L'émulation a été au coeur de la pédagogie occidentale au cours des derniers siècles comme le rappelle l'historien Claude Galarneau dans son ouvrage sur l'enseignement classique au Québec. Le maître avait la responsabilité de l'émulation. Il était à la fois l'arbitre et l'entraîneur des équipes dans les joutes intellectuelles qui soutenaient l'ensemble du système classique.
«Les éducateurs de la Renaissance avaient trouvé le moyen de faire tenir ce système par l'émulation. Ils croyaient que cette conception valait mieux que la crainte, la menace ou les châtiments. Stimuler l'enfant, entretenir chez lui une tension perpétuelle, il n'y avait rien de mieux pour l'inciter au travail et pour contrôler l'acquisition des connaissances. Toute la vie au collège dans ses pratiques pédagogiques a donc été soutenue par ce puissant aiguillon. On divisait les classes en deux camps, romain et carthaginois, ou grec et romain, dont le premier du clan vainqueur était nommé imperator pour un mois, avec des consuls, des censeurs, des tribuns et des sénateurs. [...] Les premiers dans les humanités ou la philosophie avaient l'insigne honneur de copier leur version ou leur dissertation sur les registres de l'académie.» (Claude Galarneau, Les collèges classiques au Canada français, Fides, Montréal, 1978)
N'est-ce pas la confusion entre l'émulation et la compétition qui est à l'origine du fait qu'en éducation on a tendance aujourd'hui, pour protéger les plus faibles, à éviter les comparaisons entre les élèves?

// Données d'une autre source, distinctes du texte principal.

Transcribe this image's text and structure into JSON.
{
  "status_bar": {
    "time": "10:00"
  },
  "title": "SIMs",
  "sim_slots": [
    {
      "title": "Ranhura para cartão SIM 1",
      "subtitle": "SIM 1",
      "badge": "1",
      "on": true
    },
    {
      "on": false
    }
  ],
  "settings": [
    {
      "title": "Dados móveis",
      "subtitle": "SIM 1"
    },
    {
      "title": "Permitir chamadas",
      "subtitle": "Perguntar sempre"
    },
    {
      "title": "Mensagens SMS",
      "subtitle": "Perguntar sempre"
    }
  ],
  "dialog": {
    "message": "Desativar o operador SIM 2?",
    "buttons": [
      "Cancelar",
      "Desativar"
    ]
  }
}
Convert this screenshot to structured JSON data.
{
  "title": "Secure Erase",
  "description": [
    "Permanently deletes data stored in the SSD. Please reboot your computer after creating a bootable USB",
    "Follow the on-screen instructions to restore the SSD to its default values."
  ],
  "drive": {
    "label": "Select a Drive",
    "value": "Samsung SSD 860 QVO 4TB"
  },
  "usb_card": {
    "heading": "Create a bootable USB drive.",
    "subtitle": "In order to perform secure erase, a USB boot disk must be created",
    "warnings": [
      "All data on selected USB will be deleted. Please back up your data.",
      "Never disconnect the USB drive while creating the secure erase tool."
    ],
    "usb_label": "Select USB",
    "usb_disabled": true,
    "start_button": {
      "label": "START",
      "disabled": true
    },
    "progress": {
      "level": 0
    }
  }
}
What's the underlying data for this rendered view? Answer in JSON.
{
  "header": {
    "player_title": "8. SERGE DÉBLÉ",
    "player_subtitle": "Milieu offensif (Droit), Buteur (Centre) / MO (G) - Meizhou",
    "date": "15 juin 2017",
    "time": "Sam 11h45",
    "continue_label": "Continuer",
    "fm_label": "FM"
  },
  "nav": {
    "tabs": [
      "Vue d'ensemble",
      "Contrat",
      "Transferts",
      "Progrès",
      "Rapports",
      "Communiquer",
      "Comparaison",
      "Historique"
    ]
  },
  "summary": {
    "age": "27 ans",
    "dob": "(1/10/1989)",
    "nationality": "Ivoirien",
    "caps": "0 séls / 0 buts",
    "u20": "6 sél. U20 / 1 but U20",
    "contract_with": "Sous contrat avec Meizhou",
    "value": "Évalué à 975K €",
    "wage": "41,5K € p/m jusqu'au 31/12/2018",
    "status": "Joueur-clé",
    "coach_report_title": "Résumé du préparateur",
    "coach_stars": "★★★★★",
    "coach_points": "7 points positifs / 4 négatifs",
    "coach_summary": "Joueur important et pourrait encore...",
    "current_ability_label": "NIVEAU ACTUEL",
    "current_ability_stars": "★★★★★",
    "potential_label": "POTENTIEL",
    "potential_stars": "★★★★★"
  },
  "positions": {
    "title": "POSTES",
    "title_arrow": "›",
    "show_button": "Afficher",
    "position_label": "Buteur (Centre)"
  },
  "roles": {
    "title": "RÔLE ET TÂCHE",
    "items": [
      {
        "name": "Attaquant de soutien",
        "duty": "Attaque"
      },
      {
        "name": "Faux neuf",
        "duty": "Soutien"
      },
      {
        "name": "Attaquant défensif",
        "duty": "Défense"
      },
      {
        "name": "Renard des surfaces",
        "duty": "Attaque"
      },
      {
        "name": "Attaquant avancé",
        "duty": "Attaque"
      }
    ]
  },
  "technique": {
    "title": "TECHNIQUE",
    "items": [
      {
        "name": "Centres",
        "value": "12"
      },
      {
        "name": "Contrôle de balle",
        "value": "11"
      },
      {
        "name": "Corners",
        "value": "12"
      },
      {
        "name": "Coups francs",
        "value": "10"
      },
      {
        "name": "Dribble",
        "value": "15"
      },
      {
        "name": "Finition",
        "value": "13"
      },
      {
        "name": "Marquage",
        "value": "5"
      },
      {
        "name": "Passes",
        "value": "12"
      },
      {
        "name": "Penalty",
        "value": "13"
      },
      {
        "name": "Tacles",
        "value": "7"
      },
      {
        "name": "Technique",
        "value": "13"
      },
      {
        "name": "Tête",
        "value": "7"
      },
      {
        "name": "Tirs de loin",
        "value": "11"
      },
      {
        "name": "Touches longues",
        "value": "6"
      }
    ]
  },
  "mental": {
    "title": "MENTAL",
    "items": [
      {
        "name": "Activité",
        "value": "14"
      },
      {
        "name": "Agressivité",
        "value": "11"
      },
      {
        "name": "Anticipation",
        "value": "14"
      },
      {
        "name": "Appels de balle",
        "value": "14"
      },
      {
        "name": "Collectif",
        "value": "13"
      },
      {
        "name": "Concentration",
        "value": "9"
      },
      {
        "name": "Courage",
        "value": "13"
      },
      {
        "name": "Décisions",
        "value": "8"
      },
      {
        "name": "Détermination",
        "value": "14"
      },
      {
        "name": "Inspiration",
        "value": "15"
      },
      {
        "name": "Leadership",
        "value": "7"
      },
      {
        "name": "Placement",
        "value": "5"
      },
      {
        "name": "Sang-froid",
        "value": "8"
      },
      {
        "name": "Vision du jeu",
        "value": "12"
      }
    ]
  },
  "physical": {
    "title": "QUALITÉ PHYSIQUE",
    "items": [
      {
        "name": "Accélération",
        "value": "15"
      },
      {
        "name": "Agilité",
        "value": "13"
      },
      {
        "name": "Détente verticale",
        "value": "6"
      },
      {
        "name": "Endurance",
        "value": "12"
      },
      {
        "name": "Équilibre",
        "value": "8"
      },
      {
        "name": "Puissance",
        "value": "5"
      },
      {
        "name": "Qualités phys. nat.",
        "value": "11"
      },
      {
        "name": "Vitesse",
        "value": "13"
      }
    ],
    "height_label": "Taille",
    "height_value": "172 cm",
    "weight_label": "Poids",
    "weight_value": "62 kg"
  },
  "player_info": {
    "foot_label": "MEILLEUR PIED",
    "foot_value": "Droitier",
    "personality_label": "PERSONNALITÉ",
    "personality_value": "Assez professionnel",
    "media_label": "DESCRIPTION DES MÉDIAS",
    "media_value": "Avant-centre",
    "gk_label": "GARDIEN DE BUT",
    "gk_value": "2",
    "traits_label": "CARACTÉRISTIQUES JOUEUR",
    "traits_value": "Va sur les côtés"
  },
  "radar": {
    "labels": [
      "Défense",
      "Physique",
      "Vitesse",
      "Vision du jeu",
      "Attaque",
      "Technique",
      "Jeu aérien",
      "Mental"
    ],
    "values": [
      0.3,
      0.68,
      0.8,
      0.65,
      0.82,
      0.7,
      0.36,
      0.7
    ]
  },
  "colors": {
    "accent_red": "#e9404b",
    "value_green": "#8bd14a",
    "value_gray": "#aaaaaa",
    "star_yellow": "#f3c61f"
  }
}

Pour éviter que l'émulation ne dégénère en rivalité et en compétition dans les écoles, il faut, au lieu d'inciter les élèves à déloger celui qui est au premier rang, susciter l'admiration pour ses qualités et son mérite. Un seul peut occuper le premier rang, mais tous peuvent être enrichis par le sentiment d'admiration qu'ils éprouvent. Et si tel élève mérite l'admiration pour son aptitude à réussir en classe, tel autre la mérite pour ses talents en musique, dans les arts ou dans les sports. L'admiration peut ainsi être un sentiment réciproque. Il n'y a pas de place pour une telle réciprocité dans la compétition. Je gagne ou il gagne.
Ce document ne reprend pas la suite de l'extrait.